AYZIK
VAYNSHTOK (December 25, 1890-May 16, 1922)
He was born in Yagel’nitsa (Jagielnica),
eastern Galicia. Until age fifteen he
studied in religious primary school and in a Baron Hirsch public school, in
high school in Czernowitz, and in a “reform lycée” in Vienna. He was an officer during WWI in the Austrian
army. Later, he served as secretary of
the Jewish writers’ and journalists’ club in Lemberg, and for a short time worked
as a prompter in the local Yiddish theater.

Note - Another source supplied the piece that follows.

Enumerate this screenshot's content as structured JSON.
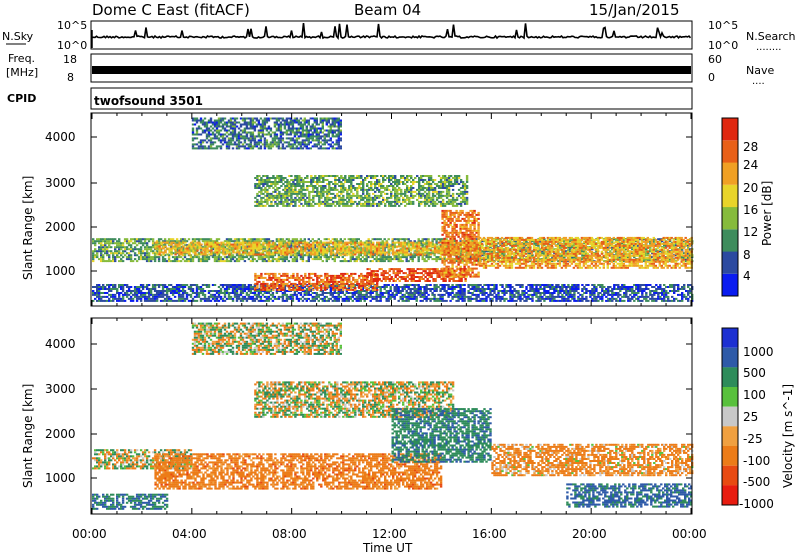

He began his own literary activities with correspondence pieces from
Vienna for Tog (Day) in Cracow and for
Lemberger togblat (Lemberg daily
newspaper), for which from 1911 he served as an internal contributor. At the same time, he contributed to Haivri (The Jew) in Brody and to German
Jewish publications. He published,
1912-1913, together with P. Vitkover and Y. Shneyd, Der folksfraynd (The friend of the people) in Lemberg, for which he
wrote articles, features, and humorous sketches under the pen name Ayzikl Lets
(Little Isaac the clown). He authored
the plays: Di yunge kemfers (The
young fighters), a one-act drama; Der
yom-hadin (The judgment day), a folk piece in four acts; Der nayer dor (The new generation), a
drama in four acts; Di shreklikhe vide
(The terrifying confession); and an operetta entitled Unzer mogn-doved (Our star of David)—which were staged in the Lemberg
Yiddish theater. He translated into
Yiddish for the theater Friedrich Schiller’s Di royber (The robbers [original: Die Räuber]) and Marya stuart (Mary Stuart [original: Maria Stuart]), and Shakespeare’s Makbet (MacBeth) and Shaylok
(Shylock [from The Merchant of Venice). He died in Lemberg.
Sources:
Zalmen Reyzen, Leksikon, vol. 1; Z.
Zilbertsvayg, Leksikon fun yidishn teater
(Handbook of the Yiddish theater), vol. 1; Dr. Y. Tenenboym, Galitsye, mayn alte heym (Galicia, my
old home) (Buenos Aires, 1952), p. 167.